François-Clément SAUVAGE (1814-1872)

Polytechnique (promotion 1831), corps des mines.

Fils de Pierre-Auguste SAUVAGE, négociant, et de Françoise LAGANNE. Marié à Marie Élisabeth Victoire GOSSET.
Père de Louis Auguste Edouard SAUVAGE (X 1869, 1850-1937), ingénieur des mines. Père de Victoire Marie SAUVAGE qui épousa Edouard DELEBECQUE. Oncle de Jules FLEURY.

Il fut élu à la Chambre des députés, représentant de la Seine, du 8 février 1871 jusqu'à sa mort. Il y soutenait le gouvernement Thiers.

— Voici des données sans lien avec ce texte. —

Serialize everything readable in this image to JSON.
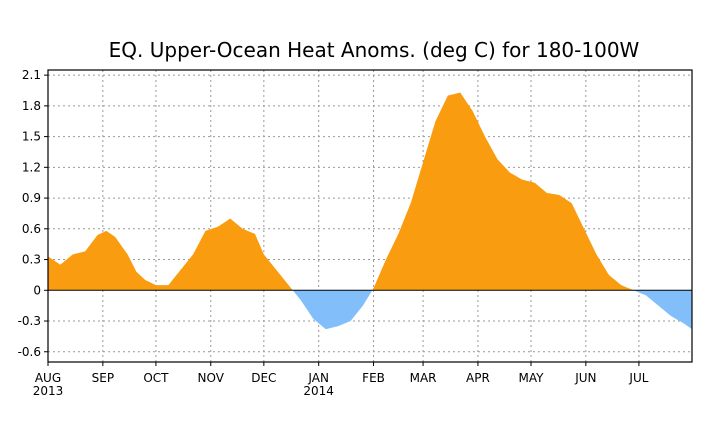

Commandeur de la Légion d'Honneur (1868).


Biographie de Sauvage

Publié dans le LIVRE DU CENTENAIRE (Ecole Polytechnique), 1897, Gauthier-Villars et fils, TOME III

Né à Sedan le 4 avril 1814, mort le 11 novembre 1872, de la promotion 1831 de Polytechnique, il a été chargé du service ordinaire des Mines, à Mézières, de sa sortie de l'École des Mines, en 1836, à son entrée dans le service des chemins de fer, en 1846. Il s'y était fait remarquer par des travaux géologiques distingués, poursuivis en vue de l'exécution de la carte géologique du département des Ardennes, qu'il dressa en collaboration avec M. Buvignier, et de celle de la Marne. Il avait donné au laboratoire de Mézières une activité exceptionnelle. En outre, de divers voyages à l'étranger, en Espagne et en Grèce, il avait rapporté des Mémoires de Géologie fort importants. Il s'était montré, dans le service ordinaire, chimiste et géologue également remarquable: il allait se montrer, aux chemins de fer, supérieur encore aux promesses de ces débuts.

En 1848, les ouvriers mineurs du Creusot s'étaient mis en grève. Le Ministre des Travaux publics envoya comme Commissaire spécial, pour rétablir l'ordre, Sauvage, qui venait à peine de quitter le Service ordinaire de Mézières et était alors Ingénieur en chef du matériel de la Compagnie des chemins de fer de Paris à Lyon. Grâce à l'ascendant qu'il sut prendre, dès son arrivée, sur les délégués chargés de lui présenter la réclamation collective des ouvriers, il obtint, par leur intermédiaire, la reprise immédiate du travail. Des concessions modérées, qu'il sut obtenir de la Direction de l'établissement, firent tout rentrer dans l'ordre habituel. Le Commissaire spécial pouvait repartir presque immédiatement, après avoir conquis la confiance respectueuse des ouvriers et l'estime de leur chefs.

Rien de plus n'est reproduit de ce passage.